The capital receipts program comprises proceeds from property sales which are returned to the Government in the form of equity, and proceeds from the sale of specialised military equipment and commercial vehicles, and other plant and equipment items which are retained by Defence under the Section 31 Agreement.
Net capital receipts for 2005–06 totalled $61.4m, or $36.5m more than the revised estimate. Details are shown in Table 3.8 with an explanation of the variations for each category detailed below.
Property Sales (–$32.9m)
In 2005–06, Defence received $44.0m from the sale of property, which was $32.9m below the revised estimate of $76.9m. This was due to a number of factors, including additional time required to consider State Government priority sale proposals.

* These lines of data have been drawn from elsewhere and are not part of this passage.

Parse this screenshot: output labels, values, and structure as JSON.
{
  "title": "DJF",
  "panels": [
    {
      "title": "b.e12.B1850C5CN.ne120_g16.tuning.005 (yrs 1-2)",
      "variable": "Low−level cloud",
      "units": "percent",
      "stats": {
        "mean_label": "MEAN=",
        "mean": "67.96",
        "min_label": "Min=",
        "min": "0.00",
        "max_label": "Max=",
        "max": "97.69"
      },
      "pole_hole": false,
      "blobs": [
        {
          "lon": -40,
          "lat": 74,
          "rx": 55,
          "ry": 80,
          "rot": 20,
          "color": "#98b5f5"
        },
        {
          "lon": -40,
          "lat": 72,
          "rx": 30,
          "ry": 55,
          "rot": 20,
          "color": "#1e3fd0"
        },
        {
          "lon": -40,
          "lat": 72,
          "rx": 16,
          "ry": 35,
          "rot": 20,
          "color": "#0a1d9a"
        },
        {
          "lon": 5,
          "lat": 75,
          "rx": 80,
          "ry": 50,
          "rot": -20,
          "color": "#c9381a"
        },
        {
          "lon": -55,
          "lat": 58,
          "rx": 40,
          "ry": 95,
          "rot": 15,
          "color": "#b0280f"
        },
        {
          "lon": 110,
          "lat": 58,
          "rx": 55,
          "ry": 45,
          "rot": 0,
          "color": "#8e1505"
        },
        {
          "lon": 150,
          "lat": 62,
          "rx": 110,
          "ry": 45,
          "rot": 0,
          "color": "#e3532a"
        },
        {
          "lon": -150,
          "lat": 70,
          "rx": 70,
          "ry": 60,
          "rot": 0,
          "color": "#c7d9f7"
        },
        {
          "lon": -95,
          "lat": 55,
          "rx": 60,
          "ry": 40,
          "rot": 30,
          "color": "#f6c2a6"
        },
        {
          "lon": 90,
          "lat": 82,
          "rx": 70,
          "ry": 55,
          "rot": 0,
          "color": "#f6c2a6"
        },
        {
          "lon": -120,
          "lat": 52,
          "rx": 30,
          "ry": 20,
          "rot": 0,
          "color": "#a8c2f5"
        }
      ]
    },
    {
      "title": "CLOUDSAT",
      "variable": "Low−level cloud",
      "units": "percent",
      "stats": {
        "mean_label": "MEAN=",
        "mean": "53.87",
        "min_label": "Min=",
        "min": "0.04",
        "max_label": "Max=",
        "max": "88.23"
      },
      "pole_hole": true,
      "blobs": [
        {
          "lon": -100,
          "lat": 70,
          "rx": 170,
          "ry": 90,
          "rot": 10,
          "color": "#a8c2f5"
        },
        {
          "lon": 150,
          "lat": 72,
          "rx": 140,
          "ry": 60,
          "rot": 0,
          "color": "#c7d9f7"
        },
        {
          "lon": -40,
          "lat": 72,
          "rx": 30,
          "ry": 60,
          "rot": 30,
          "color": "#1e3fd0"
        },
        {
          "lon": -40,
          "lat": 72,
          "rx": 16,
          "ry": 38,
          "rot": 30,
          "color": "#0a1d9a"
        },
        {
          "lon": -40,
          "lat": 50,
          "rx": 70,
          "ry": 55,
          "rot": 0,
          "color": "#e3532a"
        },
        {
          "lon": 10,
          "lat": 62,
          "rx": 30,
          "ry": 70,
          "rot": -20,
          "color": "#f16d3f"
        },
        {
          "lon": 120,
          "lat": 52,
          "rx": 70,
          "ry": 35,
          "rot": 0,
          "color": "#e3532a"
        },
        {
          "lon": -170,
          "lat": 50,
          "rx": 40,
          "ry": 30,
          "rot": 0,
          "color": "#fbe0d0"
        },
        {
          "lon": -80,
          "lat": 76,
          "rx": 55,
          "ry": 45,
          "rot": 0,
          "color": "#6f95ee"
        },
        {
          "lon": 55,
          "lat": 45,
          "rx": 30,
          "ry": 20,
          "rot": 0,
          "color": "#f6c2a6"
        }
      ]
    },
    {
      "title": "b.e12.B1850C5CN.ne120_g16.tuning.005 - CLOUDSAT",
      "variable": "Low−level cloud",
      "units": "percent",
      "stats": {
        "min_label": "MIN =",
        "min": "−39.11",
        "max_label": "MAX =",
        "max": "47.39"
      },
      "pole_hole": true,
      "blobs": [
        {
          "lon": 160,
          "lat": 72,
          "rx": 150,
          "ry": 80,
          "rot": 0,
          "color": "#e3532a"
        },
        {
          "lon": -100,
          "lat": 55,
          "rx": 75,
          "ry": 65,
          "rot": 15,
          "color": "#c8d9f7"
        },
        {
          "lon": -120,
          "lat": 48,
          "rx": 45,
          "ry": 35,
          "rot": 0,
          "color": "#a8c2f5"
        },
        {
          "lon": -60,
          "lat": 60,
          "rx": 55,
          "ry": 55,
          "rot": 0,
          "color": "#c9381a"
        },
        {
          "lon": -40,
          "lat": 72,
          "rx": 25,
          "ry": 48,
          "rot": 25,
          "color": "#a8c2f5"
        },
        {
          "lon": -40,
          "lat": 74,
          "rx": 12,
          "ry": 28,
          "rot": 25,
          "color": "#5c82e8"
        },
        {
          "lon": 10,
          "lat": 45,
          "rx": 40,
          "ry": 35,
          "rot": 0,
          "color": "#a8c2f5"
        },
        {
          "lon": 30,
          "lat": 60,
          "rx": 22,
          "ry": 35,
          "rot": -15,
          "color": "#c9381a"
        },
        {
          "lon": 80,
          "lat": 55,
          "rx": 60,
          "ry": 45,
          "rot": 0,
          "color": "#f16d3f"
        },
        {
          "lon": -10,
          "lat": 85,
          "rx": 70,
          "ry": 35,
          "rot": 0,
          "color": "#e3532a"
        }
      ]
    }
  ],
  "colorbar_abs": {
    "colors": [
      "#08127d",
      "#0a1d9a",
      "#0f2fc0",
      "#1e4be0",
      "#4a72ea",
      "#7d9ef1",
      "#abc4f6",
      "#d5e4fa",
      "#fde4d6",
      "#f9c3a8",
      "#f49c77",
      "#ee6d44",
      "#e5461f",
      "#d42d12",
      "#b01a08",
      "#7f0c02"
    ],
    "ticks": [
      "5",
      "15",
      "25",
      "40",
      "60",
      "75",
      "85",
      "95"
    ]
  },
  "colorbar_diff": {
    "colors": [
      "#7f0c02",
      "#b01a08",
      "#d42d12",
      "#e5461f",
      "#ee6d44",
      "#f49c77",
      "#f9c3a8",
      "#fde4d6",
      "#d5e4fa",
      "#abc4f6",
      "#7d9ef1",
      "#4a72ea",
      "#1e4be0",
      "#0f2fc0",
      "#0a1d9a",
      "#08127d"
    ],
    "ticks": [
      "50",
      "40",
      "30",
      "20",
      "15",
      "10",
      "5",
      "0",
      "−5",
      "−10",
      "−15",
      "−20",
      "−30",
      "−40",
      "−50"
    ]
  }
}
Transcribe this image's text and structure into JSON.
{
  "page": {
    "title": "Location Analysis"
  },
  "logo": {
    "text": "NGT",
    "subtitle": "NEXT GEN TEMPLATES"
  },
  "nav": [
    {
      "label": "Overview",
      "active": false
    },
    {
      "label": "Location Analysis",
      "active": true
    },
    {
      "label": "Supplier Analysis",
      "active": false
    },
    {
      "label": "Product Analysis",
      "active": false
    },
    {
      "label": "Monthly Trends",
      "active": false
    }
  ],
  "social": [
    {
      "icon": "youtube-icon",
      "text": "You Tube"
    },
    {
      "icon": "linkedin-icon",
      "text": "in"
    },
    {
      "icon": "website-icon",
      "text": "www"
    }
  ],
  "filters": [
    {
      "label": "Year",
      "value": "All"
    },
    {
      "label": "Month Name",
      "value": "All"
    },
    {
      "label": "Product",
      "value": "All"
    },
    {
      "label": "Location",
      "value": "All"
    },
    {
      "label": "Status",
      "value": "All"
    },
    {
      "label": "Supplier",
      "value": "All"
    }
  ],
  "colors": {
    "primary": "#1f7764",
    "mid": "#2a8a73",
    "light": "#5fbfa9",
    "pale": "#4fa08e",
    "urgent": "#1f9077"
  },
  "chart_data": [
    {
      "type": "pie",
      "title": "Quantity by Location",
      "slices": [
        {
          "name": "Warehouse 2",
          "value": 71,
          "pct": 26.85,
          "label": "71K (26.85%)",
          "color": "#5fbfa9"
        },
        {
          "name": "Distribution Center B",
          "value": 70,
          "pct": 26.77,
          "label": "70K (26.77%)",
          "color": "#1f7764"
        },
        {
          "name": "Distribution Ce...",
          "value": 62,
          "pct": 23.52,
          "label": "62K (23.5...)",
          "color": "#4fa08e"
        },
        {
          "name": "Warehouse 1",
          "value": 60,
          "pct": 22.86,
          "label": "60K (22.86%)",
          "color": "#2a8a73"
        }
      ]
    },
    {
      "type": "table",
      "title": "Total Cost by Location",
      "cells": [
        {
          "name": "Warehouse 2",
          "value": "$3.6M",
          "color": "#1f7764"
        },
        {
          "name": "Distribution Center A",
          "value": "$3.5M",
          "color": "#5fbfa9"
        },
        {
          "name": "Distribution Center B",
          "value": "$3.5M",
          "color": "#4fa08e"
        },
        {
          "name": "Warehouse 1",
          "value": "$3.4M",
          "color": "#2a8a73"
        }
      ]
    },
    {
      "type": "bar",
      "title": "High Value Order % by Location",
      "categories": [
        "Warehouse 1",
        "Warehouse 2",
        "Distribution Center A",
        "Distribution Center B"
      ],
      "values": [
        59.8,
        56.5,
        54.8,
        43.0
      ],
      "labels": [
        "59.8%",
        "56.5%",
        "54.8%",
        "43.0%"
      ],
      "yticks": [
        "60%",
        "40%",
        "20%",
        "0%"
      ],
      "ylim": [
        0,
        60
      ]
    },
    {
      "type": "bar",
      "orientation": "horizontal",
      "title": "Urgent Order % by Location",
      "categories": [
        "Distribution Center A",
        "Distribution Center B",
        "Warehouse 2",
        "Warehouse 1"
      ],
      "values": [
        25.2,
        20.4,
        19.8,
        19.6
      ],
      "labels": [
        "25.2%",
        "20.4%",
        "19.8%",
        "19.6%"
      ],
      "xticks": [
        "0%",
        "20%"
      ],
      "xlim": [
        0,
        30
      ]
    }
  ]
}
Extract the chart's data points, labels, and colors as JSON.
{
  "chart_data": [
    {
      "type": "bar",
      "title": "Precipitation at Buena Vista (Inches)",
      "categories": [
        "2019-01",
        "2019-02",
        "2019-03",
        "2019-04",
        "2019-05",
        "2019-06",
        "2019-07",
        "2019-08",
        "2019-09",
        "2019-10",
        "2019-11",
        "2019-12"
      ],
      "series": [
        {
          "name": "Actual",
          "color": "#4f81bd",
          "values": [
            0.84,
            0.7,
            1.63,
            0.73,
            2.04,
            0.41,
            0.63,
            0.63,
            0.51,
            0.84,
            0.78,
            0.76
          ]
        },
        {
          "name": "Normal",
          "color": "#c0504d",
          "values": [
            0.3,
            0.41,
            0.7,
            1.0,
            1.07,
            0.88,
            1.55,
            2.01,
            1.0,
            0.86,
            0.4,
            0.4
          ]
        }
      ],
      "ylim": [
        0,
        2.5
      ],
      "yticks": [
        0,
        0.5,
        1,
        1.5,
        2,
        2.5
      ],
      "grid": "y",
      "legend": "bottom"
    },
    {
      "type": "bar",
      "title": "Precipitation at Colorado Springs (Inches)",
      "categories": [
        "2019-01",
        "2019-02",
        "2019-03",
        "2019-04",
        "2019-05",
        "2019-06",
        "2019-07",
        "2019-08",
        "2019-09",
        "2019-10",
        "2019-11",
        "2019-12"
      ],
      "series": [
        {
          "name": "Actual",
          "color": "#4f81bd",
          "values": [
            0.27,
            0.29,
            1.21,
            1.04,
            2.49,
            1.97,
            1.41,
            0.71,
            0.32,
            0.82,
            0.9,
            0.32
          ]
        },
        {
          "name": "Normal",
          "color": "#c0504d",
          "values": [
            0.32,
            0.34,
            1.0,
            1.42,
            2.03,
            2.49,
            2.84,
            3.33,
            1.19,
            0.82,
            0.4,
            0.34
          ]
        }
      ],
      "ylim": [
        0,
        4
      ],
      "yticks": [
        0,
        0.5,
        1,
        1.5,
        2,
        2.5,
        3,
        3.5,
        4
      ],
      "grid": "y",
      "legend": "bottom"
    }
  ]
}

Net proceeds of $27.6m were returned to the Government, and $16.4m was retained by Defence to meet disposal costs.
Sale of Defence Housing and Annuity (+0m)
Defence received $19.9m from the sale of annuities by the Defence Housing Authority in 2005–06. As required under the Section 31 Agreement that came into effect at the start of 2005–06 Defence has returned these proceeds to Government.
Proceeds from sale of Specialist Military Equipment (+$0.3m)
Defence realised $0.3m from the disposal of Specialist Military Equipment, which included the disposal of eight Container Load Trailers and a 38' Riviera from the VIP Boat Squadron.
Proceeds from sale of Other Property, Plant and other equipment (+$38.2m)
The 2005–06 result was $38.2m more than the revised estimate due to the proceeds for commercial vehicle sales being returned to Defence from the DMO.